Before Agamemnon, steamships were not a practical commercial option for trade between Britain and the Far East. The amount of coal that they needed to carry left little space for cargo. Agamemnon could steam at 10 kn, consuming only 20 tons of coal a day. This was substantially less than other ships of the time – a saving of between 14 and 23 tons per day was achieved. This enabled her to steam to China with a coaling stop at Mauritius on the outward and return journey.

This was the first of five Blue Funnel ships to be named after Agamemnon, the king of Mycenae during the Trojan War. Later examples include a motor ship built in 1929, which in the Second World War was converted into an auxiliary minelayer.

==Building and performance==
Agamemnon was the first of three sister ships, the others being Achilles (1866) and Ajax (1867). Scott & Co of Greenock, Renfrewshire built the three ships for Alfred and Phillip Holt's Ocean Steam Ship Company, later called the Blue Funnel Line. Each was and . Overall length was 309 ft and beam 38 ft.

Agamemnon (and her sister ships) combined three key features.

The first was a higher boiler pressure than was normally used on British merchant ships. Alfred Holt had experimented with a boiler pressure of 60 psi in the Cleator, a ship he used as a floating testbed. Holt overcame the Board of Trade's objections to boiler pressures above 25 psi in seagoing vessels.

The second feature was her compound steam engine, designed by Alfred Holt. As well as being more efficient than others of the time, it was a relatively compact engine, so used less cargo space.

The third was an iron hull that was strong in relation to its weight and cost and with modest power requirements – again developed by Alfred Holt.

Agamemnons fuel efficiency enabled her to compete successfully with tea clippers between Britain and China. She could steam from London to Mauritius, a distance of 8,500 miles (roughly half the distance to China via the Cape of Good Hope) without coaling.

Her normal journey time from Fuzhou (Foochow) to Liverpool was 58 days, whereas clippers could take anything from a record-breaking 88 days to 140 or more, and averaged 123 days in 1867–68. Further, her cargo carrying capacity was two or three times as much as these sailing ships.
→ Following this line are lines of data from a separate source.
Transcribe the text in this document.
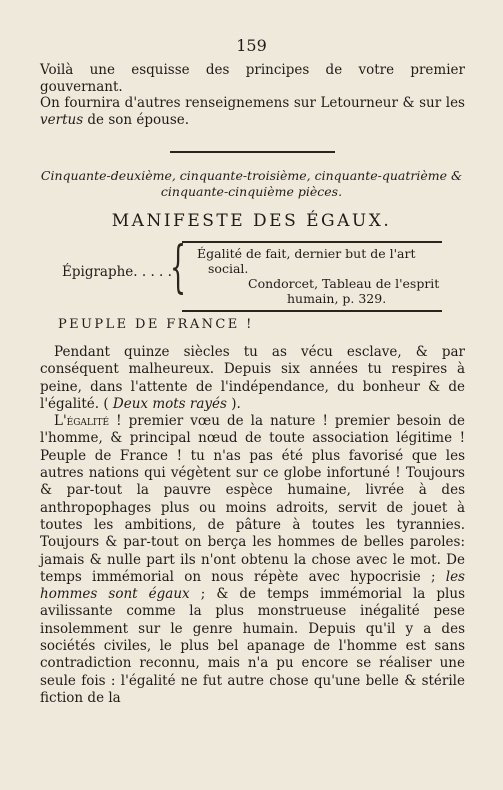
159
Voilà une esquisse des principes de votre premier gouvernant.
On fournira d'autres renseignemens sur Letourneur & sur les vertus de son épouse.
Cinquante-deuxième, cinquante-troisième, cinquante-quatrième & cinquante-cinquième pièces.
MANIFESTE DES ÉGAUX.
Épigraphe. . . . .
{ Égalité de fait, dernier but de l'art
social.
Condorcet, Tableau de l'esprit
humain, p. 329.
PEUPLE DE FRANCE !

Pendant quinze siècles tu as vécu esclave, & par conséquent malheureux. Depuis six années tu respires à peine, dans l'attente de l'indépendance, du bonheur & de l'égalité. ( Deux mots rayés ).

L'égalité ! premier vœu de la nature ! premier besoin de l'homme, & principal nœud de toute association légitime ! Peuple de France ! tu n'as pas été plus favorisé que les autres nations qui végètent sur ce globe infortuné ! Toujours & par-tout la pauvre espèce humaine, livrée à des anthropophages plus ou moins adroits, servit de jouet à toutes les ambitions, de pâture à toutes les tyrannies. Toujours & par-tout on berça les hommes de belles paroles: jamais & nulle part ils n'ont obtenu la chose avec le mot. De temps immémorial on nous répète avec hypocrisie ; les hommes sont égaux ; & de temps immémorial la plus avilissante comme la plus monstrueuse inégalité pese insolemment sur le genre humain. Depuis qu'il y a des sociétés civiles, le plus bel apanage de l'homme est sans contradiction reconnu, mais n'a pu encore se réaliser une seule fois : l'égalité ne fut autre chose qu'une belle & stérile fiction de la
Scott built Agamemnon as yard number 116, launched her on 25 November 1865 and completed her on 31 March 1866. Alfred Holt registered her at Liverpool. Her UK official number was 54924, and by 1871 her code letters were JKGB.

==Maiden voyage==
The newly built Agamemnon arrived in Liverpool from Greenock on 1 April 1866, the year of the clippers' Great Tea Race. She sailed for China on 19 April. Her outward passage was the quickest recorded to date, reaching Mauritius in 40 days and Singapore in 60. The whole journey from Liverpool to Hong Kong took 65 days. This beat the fastest tea clipper outward passage of 77 days by the Cairngorm in 1853.

==Later voyages==
The opening of the Suez Canal in 1869 guaranteed the success of Agamemnon and her sister ships by shortening the route that a steamship could take from Europe to China whilst sailing vessels still had to travel via the Cape of Good Hope. In a few years the predominance of tea clippers in the China trade had ceased. Associates and competitors of Alfred Holt built similar ships and the nature of long-distance maritime trade had taken a major technological change.

==Fate==
In 1897 Agamemnon was transferred to Alfred Holt's Dutch subsidiary Nederlandsche Stoomboot Maatschappij Ocean. She was scrapped in 1899.